Getting Started with DuckLake 1.0: A SQL-Based Data Lake Format

Overview

DuckLake 1.0 introduces a fresh approach to managing data lake metadata. Instead of scattering metadata across numerous files in object storage, it centralizes table metadata in a SQL database—making updates, sorting, and partitioning more efficient. Built as a DuckDB extension, DuckLake integrates seamlessly with existing workflows and offers compatibility with Iceberg-style features. This guide walks you through its setup, core operations, and common pitfalls.

Getting Started with DuckLake 1.0: A SQL-Based Data Lake Format — Source: www.infoq.com

Prerequisites

DuckDB: Version 0.10.0 or higher (command-line interface or Python binding).
Object Storage: A bucket or directory (e.g., S3, MinIO, local filesystem) for storing parquet files.
SQL Database: For the catalog—DuckDB itself works for local testing; production uses PostgreSQL or MySQL.
DuckLake Extension: Install via INSTALL ducklake; LOAD ducklake;.

Step-by-Step Instructions

1. Install and Load the DuckLake Extension

Open DuckDB and run:

INSTALL ducklake FROM community;
LOAD ducklake;

This registers DuckLake’s functions and types. Verify with SELECT * FROM ducklake_version();

2. Create a DuckLake Catalog

A catalog holds all table metadata. Use CREATE DUCKLAKE CATALOG:

CREATE DUCKLAKE CATALOG my_catalog
  DATABASE 'duckdb'  -- can be 'postgresql' or 'mysql'
  CONNECTION_STRING 'file:///path/to/catalog.db';

-- Switch to the catalog
USE my_catalog;

Tip: For remote databases, use a connection string like postgresql://user:pass@host/db.
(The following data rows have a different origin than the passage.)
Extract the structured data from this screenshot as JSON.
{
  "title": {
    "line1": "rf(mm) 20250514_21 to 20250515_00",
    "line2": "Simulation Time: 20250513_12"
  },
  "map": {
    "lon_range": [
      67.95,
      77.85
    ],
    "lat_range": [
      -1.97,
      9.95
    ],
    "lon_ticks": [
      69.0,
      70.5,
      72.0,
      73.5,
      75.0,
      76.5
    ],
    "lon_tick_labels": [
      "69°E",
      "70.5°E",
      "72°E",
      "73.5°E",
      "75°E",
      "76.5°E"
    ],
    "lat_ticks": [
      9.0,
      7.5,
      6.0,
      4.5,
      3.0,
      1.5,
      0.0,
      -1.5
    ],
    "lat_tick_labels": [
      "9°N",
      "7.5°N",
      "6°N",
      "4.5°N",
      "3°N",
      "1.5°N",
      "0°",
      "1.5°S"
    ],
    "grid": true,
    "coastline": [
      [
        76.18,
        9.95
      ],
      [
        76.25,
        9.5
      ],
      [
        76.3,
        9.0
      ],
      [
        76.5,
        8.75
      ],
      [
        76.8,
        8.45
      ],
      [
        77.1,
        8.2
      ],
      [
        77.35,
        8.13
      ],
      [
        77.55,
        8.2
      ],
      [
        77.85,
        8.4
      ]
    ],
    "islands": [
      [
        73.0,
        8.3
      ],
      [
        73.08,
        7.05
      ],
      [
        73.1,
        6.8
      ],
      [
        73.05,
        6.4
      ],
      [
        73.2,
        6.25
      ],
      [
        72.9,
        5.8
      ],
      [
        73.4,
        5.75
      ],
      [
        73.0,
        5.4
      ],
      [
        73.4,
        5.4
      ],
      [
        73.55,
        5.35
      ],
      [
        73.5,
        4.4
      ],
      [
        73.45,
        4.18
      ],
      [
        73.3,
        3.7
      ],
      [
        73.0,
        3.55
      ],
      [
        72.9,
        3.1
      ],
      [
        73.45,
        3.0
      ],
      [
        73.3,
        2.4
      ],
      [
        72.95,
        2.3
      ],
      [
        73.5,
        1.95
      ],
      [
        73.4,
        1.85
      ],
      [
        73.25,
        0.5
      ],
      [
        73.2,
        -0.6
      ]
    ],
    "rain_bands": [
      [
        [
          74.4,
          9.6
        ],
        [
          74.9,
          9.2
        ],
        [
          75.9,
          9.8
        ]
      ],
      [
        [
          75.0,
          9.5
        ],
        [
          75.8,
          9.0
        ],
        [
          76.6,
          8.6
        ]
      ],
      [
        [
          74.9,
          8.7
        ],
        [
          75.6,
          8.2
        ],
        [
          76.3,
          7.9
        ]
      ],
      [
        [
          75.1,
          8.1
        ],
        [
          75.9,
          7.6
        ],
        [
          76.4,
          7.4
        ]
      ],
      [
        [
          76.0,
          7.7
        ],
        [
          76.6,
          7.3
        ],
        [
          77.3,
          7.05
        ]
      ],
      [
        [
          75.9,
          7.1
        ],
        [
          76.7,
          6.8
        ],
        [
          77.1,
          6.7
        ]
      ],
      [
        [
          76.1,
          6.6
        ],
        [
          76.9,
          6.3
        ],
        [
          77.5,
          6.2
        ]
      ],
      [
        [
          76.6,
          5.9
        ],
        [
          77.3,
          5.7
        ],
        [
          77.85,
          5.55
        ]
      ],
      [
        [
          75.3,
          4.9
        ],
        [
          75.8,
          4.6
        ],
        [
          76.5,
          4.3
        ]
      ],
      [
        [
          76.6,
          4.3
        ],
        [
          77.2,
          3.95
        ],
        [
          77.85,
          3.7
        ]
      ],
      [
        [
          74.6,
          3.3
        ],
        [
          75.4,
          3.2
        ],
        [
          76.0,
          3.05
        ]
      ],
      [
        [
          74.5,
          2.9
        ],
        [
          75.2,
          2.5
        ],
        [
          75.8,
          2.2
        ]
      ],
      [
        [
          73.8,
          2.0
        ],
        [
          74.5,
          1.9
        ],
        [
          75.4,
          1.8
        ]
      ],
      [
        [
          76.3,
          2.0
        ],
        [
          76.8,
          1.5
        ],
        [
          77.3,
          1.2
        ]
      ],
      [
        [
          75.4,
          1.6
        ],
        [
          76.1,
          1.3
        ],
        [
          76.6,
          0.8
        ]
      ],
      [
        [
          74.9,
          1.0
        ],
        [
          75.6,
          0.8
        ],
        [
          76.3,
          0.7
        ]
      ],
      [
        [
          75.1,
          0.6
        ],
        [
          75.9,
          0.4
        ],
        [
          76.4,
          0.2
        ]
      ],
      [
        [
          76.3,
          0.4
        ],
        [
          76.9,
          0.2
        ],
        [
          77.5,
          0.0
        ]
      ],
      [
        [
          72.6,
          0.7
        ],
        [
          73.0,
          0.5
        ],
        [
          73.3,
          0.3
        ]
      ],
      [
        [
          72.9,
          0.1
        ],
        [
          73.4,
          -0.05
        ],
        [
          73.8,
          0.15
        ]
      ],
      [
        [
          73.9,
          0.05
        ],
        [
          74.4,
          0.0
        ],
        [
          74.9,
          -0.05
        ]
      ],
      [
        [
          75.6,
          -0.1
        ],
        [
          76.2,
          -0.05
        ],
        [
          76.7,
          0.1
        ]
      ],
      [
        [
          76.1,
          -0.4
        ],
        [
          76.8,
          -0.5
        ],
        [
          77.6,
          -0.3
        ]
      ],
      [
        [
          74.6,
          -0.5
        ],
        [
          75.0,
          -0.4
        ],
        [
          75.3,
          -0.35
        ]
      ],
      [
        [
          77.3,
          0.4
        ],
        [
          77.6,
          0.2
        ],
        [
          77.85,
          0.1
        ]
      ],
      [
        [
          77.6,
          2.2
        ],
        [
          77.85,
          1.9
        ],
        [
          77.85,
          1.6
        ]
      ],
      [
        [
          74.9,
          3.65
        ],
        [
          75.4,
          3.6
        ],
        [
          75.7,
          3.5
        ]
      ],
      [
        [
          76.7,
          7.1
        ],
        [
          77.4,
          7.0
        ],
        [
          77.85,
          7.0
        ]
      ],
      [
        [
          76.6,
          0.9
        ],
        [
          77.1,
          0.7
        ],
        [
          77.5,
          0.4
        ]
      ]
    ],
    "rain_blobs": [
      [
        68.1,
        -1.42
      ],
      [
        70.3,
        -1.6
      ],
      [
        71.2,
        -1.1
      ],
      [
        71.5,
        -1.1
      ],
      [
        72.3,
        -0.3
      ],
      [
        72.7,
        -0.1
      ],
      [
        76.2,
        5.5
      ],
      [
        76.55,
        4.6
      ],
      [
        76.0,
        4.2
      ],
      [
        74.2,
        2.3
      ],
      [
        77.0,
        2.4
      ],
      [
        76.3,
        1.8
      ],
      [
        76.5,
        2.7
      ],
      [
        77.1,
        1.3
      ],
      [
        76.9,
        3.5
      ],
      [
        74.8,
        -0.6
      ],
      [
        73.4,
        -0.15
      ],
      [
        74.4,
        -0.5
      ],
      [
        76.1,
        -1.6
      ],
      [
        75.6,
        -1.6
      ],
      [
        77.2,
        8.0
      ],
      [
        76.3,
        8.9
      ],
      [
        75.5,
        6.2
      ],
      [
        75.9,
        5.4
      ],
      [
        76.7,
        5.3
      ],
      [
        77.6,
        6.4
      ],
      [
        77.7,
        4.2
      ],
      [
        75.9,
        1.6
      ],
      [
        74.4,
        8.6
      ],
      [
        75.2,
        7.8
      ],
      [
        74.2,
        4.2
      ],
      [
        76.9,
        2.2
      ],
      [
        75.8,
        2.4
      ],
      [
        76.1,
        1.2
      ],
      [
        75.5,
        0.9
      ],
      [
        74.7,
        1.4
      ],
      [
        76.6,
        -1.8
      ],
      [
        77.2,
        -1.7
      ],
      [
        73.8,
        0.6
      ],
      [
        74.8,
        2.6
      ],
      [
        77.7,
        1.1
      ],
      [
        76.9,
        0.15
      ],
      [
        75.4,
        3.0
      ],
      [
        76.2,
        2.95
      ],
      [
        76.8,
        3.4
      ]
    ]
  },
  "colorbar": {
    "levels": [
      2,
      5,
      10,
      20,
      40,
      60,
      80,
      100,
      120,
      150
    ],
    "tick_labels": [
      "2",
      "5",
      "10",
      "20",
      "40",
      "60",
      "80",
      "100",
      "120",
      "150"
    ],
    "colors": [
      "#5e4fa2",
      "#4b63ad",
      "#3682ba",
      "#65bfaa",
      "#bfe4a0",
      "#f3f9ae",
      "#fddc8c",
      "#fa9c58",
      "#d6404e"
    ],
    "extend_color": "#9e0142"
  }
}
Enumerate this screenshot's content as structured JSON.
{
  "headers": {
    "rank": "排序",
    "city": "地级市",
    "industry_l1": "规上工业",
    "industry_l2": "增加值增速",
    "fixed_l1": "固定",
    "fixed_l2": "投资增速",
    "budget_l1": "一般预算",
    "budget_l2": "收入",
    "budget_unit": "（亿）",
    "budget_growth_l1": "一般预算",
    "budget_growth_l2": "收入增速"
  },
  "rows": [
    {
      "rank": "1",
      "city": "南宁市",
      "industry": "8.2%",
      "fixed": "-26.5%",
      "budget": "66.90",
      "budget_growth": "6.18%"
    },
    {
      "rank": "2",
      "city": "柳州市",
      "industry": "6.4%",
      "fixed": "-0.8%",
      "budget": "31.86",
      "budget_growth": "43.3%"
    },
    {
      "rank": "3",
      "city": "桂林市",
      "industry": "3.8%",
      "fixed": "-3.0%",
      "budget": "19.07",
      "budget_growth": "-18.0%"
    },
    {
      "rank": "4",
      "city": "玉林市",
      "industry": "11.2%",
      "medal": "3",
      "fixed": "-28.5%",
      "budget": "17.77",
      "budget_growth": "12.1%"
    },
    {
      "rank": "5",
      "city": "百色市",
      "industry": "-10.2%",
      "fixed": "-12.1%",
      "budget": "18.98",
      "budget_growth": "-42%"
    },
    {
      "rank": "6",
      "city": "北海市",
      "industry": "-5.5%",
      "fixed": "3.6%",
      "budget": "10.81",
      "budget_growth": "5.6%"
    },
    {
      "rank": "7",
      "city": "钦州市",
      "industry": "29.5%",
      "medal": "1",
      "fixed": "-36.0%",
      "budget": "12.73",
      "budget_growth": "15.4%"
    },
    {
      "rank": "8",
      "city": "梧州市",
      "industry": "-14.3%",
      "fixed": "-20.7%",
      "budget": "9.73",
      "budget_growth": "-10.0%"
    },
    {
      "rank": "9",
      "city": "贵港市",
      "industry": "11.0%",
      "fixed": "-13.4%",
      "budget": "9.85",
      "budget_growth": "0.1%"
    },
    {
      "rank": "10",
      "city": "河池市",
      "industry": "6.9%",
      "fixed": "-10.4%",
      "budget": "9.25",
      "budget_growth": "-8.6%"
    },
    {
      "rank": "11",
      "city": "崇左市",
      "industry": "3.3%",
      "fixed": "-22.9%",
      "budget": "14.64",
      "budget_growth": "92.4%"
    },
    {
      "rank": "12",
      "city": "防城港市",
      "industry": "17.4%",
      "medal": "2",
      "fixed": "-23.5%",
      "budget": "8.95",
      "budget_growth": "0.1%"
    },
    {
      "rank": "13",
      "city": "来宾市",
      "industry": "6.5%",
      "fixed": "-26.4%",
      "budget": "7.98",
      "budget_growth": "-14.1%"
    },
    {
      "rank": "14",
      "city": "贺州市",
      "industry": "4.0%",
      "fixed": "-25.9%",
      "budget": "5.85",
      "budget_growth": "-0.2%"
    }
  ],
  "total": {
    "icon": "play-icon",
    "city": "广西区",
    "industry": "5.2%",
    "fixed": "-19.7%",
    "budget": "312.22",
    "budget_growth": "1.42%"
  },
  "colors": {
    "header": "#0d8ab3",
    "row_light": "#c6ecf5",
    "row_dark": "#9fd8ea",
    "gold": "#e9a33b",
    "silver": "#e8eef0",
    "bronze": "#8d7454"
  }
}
3. Create a DuckLake Table

Define a table with partitioning and sorting:

CREATE DUCKLAKE TABLE sales (
    order_id INTEGER,
    amount DECIMAL(10,2),
    order_date DATE,
    region VARCHAR
)
PARTITIONED BY (region)
SORTED BY (order_date);

This creates a logical table. Data is stored as Parquet files in your object storage.

4. Insert Data

Insert directly or from a SELECT:

INSERT INTO sales VALUES
    (1, 150.00, '2025-01-15', 'East'),
    (2, 200.50, '2025-01-16', 'West');

DuckLake automatically writes new Parquet files per partition and updates the catalog.

5. Query the Table

Standard SQL works—DuckLake reads the catalog to locate files:

SELECT region, SUM(amount) AS total_sales
FROM sales
WHERE order_date >= '2025-01-01'
GROUP BY region;

Partition pruning and sorting are applied automatically.

6. Manage Partitions and Small Updates

DuckLake supports incremental updates without rewriting whole partitions. Use MERGE or DELETE:

DELETE FROM sales WHERE order_id = 1;

MERGE INTO sales AS target
USING (VALUES (3, 300.00, '2025-01-20', 'East')) AS src
ON target.order_id = src.column1
WHEN MATCHED THEN UPDATE SET amount = src.column2
WHEN NOT MATCHED THEN INSERT (order_id, amount, order_date, region)
    VALUES (src.column1, src.column2, src.column3, src.column4);

The catalog tracks these small changes efficiently.

7. Iceberg Compatibility

DuckLake can read Iceberg tables if you enable compatibility mode:

SET ducklake_iceberg_compat = true;
SELECT * FROM iceberg_scan('s3://bucket/iceberg_table');

Write support is limited to DuckLake-native tables.

Common Mistakes

Forgetting to load the extension: Always run LOAD ducklake; after installation.
Wrong catalog connection string: Ensure the path or database URL is correct and accessible.
Partition key mismatch: When inserting, include the partition column; missing it causes errors.
Overwriting small files: DuckLake handles small updates, but avoid frequent tiny inserts—compact periodically with OPTIMIZE TABLE sales;.
Ignoring sorting: Define a sort column to speed up range queries; otherwise full scans occur.

Summary

DuckLake 1.0 simplifies data lake management by storing metadata in SQL, enabling faster updates and smarter partitioning. With its DuckDB extension, you get a lightweight yet powerful alternative to Hive or Iceberg for analytical workloads. Start small, tune your partitions, and enjoy seamless SQL-driven data lakes.